Content Coms Explains: Why life cycle analysis is more complex than you think

For some years now, a phrase has been bandied about in sustainability circles; life cycle analysis (LCA).

LCA and sustainable business are becoming best friends, but the story isn’t yet completely cosy. So what’s the lowdown on LCA and its advantages and challenges?

What is LCA?

LCA aims to establish the true carbon impacts of a product over its entire life cycle. That includes the mining of the materials it’s made from, through to the day when it’s recycled, put in landfill, burned for energy, or any other ending.

LCA is important because if we really want to know how sustainable something is, we have to understand every impact it has throughout its useful life.

For example, a product might be made from a seemingly sustainable source. But then, if we can’t recycle it, suddenly it’s less sustainable, because all the energy and CO2 invested in making it can’t ever be reused or recovered.

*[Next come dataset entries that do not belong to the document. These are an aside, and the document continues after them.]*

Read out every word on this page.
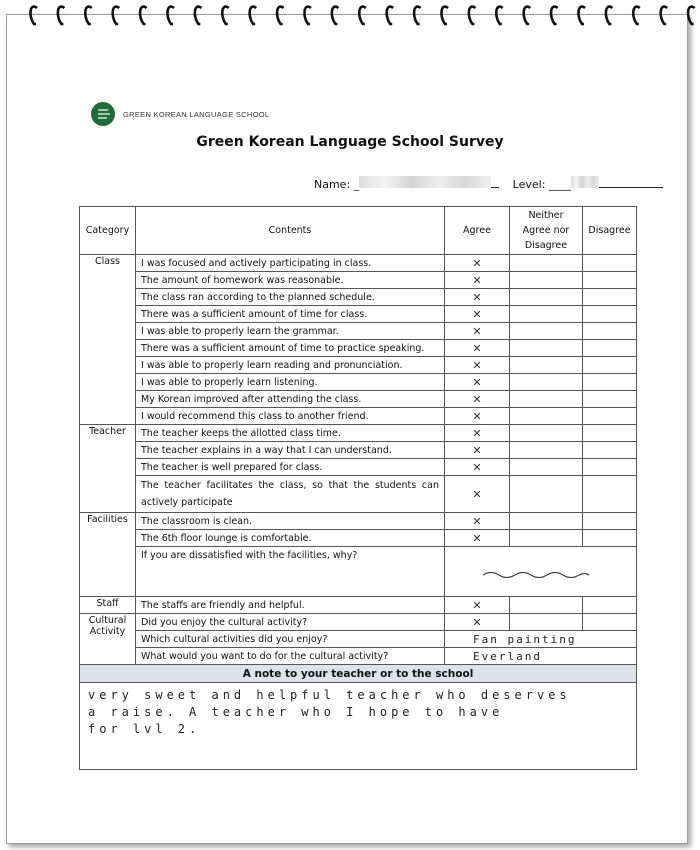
GREEN KOREAN LANGUAGE SCHOOL
Green Korean Language School Survey
Name: _	Level: ____
Category	Contents	Agree	Neither Agree nor Disagree	Disagree
Class	I was focused and actively participating in class.	✕		
	The amount of homework was reasonable.	✕		
	The class ran according to the planned schedule.	✕		
	There was a sufficient amount of time for class.	✕		
	I was able to properly learn the grammar.	✕		
	There was a sufficient amount of time to practice speaking.	✕		
	I was able to properly learn reading and pronunciation.	✕		
	I was able to properly learn listening.	✕		
	My Korean improved after attending the class.	✕		
	I would recommend this class to another friend.	✕		
Teacher	The teacher keeps the allotted class time.	✕		
	The teacher explains in a way that I can understand.	✕		
	The teacher is well prepared for class.	✕		
	The teacher facilitates the class, so that the students can actively participate	✕		
Facilities	The classroom is clean.	✕		
	The 6th floor lounge is comfortable.	✕		
	If you are dissatisfied with the facilities, why?	
Staff	The staffs are friendly and helpful.	✕		
Cultural Activity	Did you enjoy the cultural activity?	✕		
	Which cultural activities did you enjoy?	Fan painting		
	What would you want to do for the cultural activity?	Everland		
A note to your teacher or to the school				

very sweet and helpful teacher who deserves
a raise. A teacher who I hope to have
for lvl 2.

Equally, one might consider a recyclable aluminium can sustainable. But aluminium takes a huge amount of time, energy and CO2 to originally mine, and then turn into a drinks container.

If we want to really understand which choices are best for the environment, and hence for sustainable business, we need some comparative way to look at each option, and then judge comprehensively which way to jump.

So far so good; LCA seems like a good idea. Which it is. However, it is also fraught with challenges.

The issue with LCA

In this article, the author discusses LCA (or what he calls whole life analysis) in the concrete industry.

He argues that to truly understand the carbon credentials of concrete, or any building product, requires a whole life approach.

This is true. But, as yet, there remains no globally confirmed methodology for how LCA (remember, it’s the same as whole life analysis) is done.

And herein lies the issue. Because there are no rules on how LCA is carried out, firms can contract a university to perform an LCA on their product, and instruct it to only look at the elements that will come out favourably in the wash.

One expert we spoke with, when asked why every company’s LCA always seems to make their product seem the most sustainable, commented that is was, “Strange; why on earth does this happen I wonder?”

He was hinting LCA is becoming a sales tool, used to market a product as sustainable, when actually elements of the product’s life impacts have been cherrypicked to present it in the best possible light.

For those who are interested, this paper examines LCA’s challenges. It reveals; ‘Multiple problems occur in each of LCA’s four phases and reduce the accuracy of this tool.’

The paper also calls for peer-reviewed, standardised LCA inventory and impact databases. It argues these efforts would help alleviate persistent problems with data availability and quality.

In a nutshell, it agrees that LCA, as of today, is a useful but flawed tool, prone to bias.

What next for LCA?

Content Coms advises every business that uses LCA to think honestly; are we performing this test truthfully, and is our modelling designed to sell, or to realistically determine our CO2 impacts?

“At Content Coms, we’re experts in sustainable business and marketing,” says Joanna Watchman, CEO. “We know that any marketing which seeks to mislead is destined not only to fail, but to harm business and the environment.

“There’s a very bright future for LCA. But it must not be used with bias in shortsighted attempts to market on sustainability claims that aren’t true, or at least don’t paint the whole, genuine picture.”